São Paulo's city hall is sitting on millions of duplicate photographs — redundant images embedded across property tax records, infrastructure inspection logs, and social services files — and the effort to clean them out is moving slower than in comparable megacities that tackled the same problem years ago. Municipal IT managers at the Secretaria Municipal de Inovação e Tecnologia, based in the Centro district, confirmed the duplicate-image backlog in internal audit documents circulated earlier this year, though the city has not released a full public accounting of how many records are affected.
The timing matters. São Paulo has spent heavily over the past three years expanding its urban data infrastructure, folding street-level inspection imagery, flood-sensor photography, and resident-submitted pothole reports into a single integrated platform. That expansion, accelerated under Mayor Ricardo Nunes's digital governance agenda, has also multiplied the opportunities for the same image to be ingested, stored, and billed against the city's cloud contracts more than once. Storage redundancy is not a theoretical inconvenience — it translates directly into wasted public spending and slower retrieval when emergency services need visual evidence fast.
What Other Cities Have Already Done
Seoul addressed a structurally similar problem between 2021 and 2023, when the city's Smart City Division implemented automated perceptual-hash deduplication across its public CCTV archive and citizen-report image libraries. The South Korean capital reduced its active image storage load measurably and cut cloud expenditure on visual data within two budget cycles, according to reporting by Korean municipal tech publications at the time. Amsterdam's city data team deployed an open-source deduplication pipeline across its Digitale Stad infrastructure in 2022, focusing first on imagery tied to its environmental permitting process along the canal districts.
São Paulo has no equivalent program running at scale yet. The closest operational effort is a pilot being run by CET — Companhia de Engenharia de Tráfego, the city's traffic engineering company — on its Avenida Paulista camera network and extending into parts of the Pinheiros neighbourhood. That pilot, which began processing images in March 2026, uses hash-comparison tools to flag obvious duplicates before they are written permanently into cold storage. CET has not published results, and the scope covers only a fraction of the city's total visual data estate.

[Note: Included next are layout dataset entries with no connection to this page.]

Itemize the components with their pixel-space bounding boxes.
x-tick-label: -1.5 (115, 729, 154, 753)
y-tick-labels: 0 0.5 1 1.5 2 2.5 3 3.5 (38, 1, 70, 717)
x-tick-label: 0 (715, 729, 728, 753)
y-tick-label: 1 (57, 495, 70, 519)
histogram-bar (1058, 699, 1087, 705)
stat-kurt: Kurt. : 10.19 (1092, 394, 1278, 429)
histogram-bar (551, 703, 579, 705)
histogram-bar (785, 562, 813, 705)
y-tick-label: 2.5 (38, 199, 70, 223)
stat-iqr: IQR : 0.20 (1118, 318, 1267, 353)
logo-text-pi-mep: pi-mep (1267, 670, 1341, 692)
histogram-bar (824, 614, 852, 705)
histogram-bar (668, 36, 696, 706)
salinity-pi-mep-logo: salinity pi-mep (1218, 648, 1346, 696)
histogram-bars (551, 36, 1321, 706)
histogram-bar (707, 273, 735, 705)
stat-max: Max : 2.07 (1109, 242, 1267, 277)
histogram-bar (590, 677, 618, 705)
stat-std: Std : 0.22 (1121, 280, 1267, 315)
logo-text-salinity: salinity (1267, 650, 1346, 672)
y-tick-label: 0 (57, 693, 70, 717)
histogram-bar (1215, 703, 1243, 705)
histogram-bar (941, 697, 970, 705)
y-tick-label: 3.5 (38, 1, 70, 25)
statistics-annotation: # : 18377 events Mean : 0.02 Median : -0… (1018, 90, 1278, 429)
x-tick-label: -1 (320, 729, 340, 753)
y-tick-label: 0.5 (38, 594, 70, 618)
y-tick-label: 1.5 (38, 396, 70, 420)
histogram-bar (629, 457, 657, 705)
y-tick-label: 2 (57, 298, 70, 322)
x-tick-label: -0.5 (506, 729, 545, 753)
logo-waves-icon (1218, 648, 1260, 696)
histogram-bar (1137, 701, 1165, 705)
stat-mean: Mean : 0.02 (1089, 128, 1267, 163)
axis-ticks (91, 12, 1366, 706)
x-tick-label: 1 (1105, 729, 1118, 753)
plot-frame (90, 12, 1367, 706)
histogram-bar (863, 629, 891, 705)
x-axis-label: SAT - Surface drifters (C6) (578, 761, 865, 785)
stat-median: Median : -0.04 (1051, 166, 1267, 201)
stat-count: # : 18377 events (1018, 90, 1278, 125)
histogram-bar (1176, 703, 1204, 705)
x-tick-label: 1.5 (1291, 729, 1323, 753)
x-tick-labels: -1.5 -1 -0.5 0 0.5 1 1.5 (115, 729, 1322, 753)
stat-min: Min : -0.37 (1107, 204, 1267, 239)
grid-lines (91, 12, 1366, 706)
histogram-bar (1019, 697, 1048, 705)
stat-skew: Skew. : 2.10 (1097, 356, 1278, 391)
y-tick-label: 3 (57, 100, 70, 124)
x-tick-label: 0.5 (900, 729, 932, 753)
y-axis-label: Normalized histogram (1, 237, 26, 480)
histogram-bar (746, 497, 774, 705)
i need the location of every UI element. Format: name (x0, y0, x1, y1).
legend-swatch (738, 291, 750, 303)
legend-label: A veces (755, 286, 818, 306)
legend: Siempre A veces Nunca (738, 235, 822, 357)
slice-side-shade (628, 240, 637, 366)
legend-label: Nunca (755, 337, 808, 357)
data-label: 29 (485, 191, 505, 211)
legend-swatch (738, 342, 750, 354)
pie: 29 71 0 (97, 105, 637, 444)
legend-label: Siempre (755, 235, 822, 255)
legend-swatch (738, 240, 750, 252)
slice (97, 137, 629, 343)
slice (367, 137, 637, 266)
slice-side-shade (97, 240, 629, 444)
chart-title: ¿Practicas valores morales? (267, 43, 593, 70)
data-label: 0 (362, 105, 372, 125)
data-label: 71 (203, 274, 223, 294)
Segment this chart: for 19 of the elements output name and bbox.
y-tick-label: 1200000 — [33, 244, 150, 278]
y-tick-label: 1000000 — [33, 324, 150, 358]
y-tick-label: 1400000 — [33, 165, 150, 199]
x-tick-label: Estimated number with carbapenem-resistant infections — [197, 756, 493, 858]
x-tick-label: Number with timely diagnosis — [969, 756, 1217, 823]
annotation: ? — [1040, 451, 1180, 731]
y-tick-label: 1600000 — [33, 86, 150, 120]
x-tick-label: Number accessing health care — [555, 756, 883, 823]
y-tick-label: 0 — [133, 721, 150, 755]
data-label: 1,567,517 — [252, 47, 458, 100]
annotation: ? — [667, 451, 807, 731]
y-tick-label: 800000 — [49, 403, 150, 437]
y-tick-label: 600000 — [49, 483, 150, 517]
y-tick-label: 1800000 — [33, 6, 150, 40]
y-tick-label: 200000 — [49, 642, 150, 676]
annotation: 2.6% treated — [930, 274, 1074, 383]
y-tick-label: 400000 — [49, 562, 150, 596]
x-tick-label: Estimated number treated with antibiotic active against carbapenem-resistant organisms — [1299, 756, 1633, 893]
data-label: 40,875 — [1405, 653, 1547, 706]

The São Paulo metro area generates a staggering volume of urban imagery. The city operates more than 14,000 surveillance and monitoring cameras across its 96 districts, according to figures the Nunes administration cited in a 2025 budget justification document. Each camera cycle, combined with resident uploads through platforms like the Fala.SP app — which logged more than 2.3 million service requests in 2024 — creates continuous pressure on storage systems not designed with aggressive deduplication in mind.
Cost and Urgency
Storage costs are not trivial at municipal scale. Cloud contracts for São Paulo's data operations have grown year-on-year, though the city does not itemise image storage as a separate line in its published accounts. Technology procurement experts who follow Latin American public-sector contracts note that image duplication rates of 15 to 25 percent are typical in large urban systems that have grown organically without enforced ingestion standards — a description that fits São Paulo's patchwork expansion accurately.
The flooding crisis adds urgency. After the January 2025 storms that overwhelmed drainage infrastructure in zones including Vila Mariana and parts of the Zona Leste, emergency managers complained that retrieval of pre-event inspection photographs was slow, partly because search queries returned multiple identical images that had to be manually filtered. A leaner, deduplicated archive would directly reduce that friction.
City hall's roadmap, outlined in a presentation to the Câmara Municipal earlier this year, calls for a citywide deduplication standard to be adopted by all secretariats before the end of 2026. Whether that deadline holds will depend on whether the Secretaria de Inovação secures the additional contract funding it has requested. For residents and city workers who depend on those image databases daily, the practical test will come with the next rainy season — which forecasters expect to arrive earlier than usual this year.